R - La proposition de mise sous condition de ressources des allocations familiales me semble totalement inacceptable. En revanche, nous reviendrons sur les propositions qui concernent les professions réglementées ou la flexibilité du travail dont je salue au passage l'inspiration très libérale. J'en suis d'autant plus heureux qu'elles viennent d'un homme de gauche qui n'hésite pas à se démarquer de la ligne ultraringarde du Parti socialiste !

Q - Les propositions concernant les taxis seront-elles reprises, alors que l'Elysée semble vouloir les abandonner ?

R - Les choses ont été présentées d'une façon absurde dans une ambiance quasi révolutionnaire, version 1793 ! Il ne s'agit pas de mettre au bout des fourches la tête de certaines professions afin de les désigner à la vindicte populaire comme ce fut le cas pour la profession de taxis qui a été stigmatisée et caricaturée.
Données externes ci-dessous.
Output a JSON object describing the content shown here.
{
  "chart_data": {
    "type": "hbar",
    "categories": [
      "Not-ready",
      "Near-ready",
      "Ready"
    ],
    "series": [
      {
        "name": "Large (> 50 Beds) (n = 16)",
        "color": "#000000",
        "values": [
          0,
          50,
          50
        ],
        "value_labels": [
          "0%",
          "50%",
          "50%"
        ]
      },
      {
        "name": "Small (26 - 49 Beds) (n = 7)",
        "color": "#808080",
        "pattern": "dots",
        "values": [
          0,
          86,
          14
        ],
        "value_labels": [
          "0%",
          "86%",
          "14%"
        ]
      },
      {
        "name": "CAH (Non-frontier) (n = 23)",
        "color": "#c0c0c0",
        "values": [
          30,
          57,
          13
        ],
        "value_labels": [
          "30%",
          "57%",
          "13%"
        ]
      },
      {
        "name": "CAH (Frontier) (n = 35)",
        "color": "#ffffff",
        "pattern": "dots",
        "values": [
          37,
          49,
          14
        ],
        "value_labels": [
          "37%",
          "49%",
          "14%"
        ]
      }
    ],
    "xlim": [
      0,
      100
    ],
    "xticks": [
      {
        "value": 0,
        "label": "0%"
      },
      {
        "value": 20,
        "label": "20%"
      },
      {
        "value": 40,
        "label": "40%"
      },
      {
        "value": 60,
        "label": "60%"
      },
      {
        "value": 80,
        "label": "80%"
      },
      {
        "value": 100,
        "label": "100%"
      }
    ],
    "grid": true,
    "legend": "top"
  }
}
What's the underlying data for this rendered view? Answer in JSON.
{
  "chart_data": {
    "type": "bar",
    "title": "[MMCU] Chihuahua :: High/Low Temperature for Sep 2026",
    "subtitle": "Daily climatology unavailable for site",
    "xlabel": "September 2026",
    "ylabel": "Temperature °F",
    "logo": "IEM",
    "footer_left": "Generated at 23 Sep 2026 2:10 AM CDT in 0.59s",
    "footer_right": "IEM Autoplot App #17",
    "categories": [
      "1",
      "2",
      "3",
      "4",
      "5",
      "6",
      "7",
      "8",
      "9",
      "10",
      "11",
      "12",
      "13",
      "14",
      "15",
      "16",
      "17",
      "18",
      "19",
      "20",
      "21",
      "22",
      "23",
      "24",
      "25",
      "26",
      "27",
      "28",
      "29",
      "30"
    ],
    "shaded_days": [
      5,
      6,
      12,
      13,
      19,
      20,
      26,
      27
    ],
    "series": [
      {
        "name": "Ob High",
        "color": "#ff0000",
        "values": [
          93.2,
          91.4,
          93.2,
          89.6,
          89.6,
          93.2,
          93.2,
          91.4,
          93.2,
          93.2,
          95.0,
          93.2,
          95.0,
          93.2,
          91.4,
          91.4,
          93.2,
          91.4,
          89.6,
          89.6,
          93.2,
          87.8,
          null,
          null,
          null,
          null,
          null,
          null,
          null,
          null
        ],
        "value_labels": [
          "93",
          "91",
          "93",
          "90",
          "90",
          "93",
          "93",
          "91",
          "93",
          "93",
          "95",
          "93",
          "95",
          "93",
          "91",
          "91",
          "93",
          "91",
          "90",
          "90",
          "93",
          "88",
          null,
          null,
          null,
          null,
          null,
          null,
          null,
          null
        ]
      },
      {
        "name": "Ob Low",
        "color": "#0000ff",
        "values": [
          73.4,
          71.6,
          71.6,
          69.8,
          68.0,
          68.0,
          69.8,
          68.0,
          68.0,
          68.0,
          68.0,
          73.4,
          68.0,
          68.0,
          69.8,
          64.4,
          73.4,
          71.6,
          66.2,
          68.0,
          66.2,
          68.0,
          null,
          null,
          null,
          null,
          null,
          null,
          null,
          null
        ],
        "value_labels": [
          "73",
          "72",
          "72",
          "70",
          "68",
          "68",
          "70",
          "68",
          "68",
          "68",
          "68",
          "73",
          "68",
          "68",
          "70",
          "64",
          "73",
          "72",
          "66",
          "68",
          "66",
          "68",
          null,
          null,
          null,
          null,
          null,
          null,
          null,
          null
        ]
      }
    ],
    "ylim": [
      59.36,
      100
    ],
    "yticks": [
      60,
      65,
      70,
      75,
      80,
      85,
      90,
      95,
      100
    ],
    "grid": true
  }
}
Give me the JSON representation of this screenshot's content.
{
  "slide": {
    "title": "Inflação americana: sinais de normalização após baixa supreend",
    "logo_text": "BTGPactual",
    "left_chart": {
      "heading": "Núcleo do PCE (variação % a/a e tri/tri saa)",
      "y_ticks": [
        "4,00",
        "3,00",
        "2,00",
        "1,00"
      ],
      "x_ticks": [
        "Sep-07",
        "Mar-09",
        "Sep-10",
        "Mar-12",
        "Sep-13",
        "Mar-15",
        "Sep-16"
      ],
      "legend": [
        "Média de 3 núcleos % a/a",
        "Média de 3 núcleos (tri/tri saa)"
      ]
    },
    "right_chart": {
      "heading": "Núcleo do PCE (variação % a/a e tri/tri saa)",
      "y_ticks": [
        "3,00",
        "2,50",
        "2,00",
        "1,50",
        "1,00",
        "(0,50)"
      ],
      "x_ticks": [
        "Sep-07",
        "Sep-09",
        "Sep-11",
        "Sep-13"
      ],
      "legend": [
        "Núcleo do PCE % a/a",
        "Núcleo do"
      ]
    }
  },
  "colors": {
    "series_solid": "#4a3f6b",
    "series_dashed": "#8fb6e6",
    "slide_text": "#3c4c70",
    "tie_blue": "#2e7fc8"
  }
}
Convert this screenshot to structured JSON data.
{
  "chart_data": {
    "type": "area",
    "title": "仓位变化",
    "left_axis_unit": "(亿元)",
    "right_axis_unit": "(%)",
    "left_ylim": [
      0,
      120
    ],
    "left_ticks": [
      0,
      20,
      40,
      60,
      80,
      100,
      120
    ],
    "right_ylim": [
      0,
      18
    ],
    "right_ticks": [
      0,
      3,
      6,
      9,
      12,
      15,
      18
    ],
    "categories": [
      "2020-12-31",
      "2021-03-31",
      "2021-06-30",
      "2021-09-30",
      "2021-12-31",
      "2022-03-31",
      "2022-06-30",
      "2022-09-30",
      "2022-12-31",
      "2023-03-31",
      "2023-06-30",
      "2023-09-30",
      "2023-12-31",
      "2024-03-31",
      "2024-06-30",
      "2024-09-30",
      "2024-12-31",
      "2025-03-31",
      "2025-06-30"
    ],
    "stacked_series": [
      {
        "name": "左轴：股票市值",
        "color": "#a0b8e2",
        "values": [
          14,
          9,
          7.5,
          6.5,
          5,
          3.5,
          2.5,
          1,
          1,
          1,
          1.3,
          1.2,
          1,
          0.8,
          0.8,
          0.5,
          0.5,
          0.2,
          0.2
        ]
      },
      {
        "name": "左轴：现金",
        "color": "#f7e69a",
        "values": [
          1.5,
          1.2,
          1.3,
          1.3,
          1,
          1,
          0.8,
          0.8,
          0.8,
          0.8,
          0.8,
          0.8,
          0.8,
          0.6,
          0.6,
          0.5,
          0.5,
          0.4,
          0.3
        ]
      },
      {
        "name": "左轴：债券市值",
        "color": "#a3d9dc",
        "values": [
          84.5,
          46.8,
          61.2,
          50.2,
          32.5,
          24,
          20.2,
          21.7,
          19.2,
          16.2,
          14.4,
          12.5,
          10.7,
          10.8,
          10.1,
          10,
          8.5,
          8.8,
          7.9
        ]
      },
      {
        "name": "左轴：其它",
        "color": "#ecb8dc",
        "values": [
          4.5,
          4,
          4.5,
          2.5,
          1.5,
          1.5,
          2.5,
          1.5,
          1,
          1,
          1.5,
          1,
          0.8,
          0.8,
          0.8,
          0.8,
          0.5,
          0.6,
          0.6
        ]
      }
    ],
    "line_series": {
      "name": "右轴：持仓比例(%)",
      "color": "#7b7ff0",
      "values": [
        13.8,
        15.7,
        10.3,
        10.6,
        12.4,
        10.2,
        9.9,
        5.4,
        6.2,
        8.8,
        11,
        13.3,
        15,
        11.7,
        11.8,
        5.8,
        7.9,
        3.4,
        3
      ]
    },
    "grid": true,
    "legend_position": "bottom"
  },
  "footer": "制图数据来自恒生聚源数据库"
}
Nous ferons de nouvelles propositions à partir de la seconde quinzaine d'avril. Les députés entendent contribuer à la réforme. D'autant que, in fine, tout passera par le Parlement ! J'aimerais que personne ne l'oublie...

- Le décrochage dans les sondages du chef de l'Etat est antérieur au rapport Attali. L'étalage de sa vie privée passe mal dans l'opinion publique.

R - Le Président a le droit au respect de sa vie privée. Et tout ce que je lis en ce moment me donne la nausée. Quant à l'affaire du pseudo-SMS, c'est vraiment le coup de trop !

Q - Nicolas Sarkozy se plaint d'être mal traité par la presse. Mais n'est-ce pas lui qui a médiatisé, à outrance, sa vie privée ?

R - L'heure n'est plus à "qui a tort qui a raison". Il est temps d'appeler au cessez-le-feu.

Q - La méthode du chef de l'Etat, entre annonces et reculs, est jugée brouillonne...

R - Quand on est trop ferme, on nous accuse d'être rigide, quand on est souple, on nous accuse de reculer. Je confirme, gouverner est un art difficile !

Q - Les Français se préoccupent de leur pouvoir d'achat.

R - Une inquiétude compréhensible. Ce qui a été fait pour les heures supplémentaires ou le rachat des RTT n'a pas encore donné tous ses effets. La règle d'or veut que c'est en travaillant plus qu'on améliore son pouvoir d'achat. Nicolas Sarkozy n'a pas dit autre chose pendant la campagne présidentielle, même si certains ont un peu vite oublié le "travailler plus" !

Q - Nicolas Sarkozy laisse entendre qu'il y aura un remaniement après les municipales.

R - Il faudra tirer toutes les leçons du scrutin au soir du second tour.

Q - Le "Plan banlieues" présenté vendredi semble avoir fait pschitt ?

R - Nicolas Sarkozy a eu la sagesse de ne pas casser ce qui a déjà été fait, notamment en ce qui concerne les crédits qui permettent, comme cela a été le cas à Meaux, de démolir les tours pour reconstruire à taille humaine. Maintenant, tout sera dans l'art de l'exécution. Il faut aller vite. Dans les deux mois qui viennent, les préfets doivent être en mesure d'appliquer les premières décisions.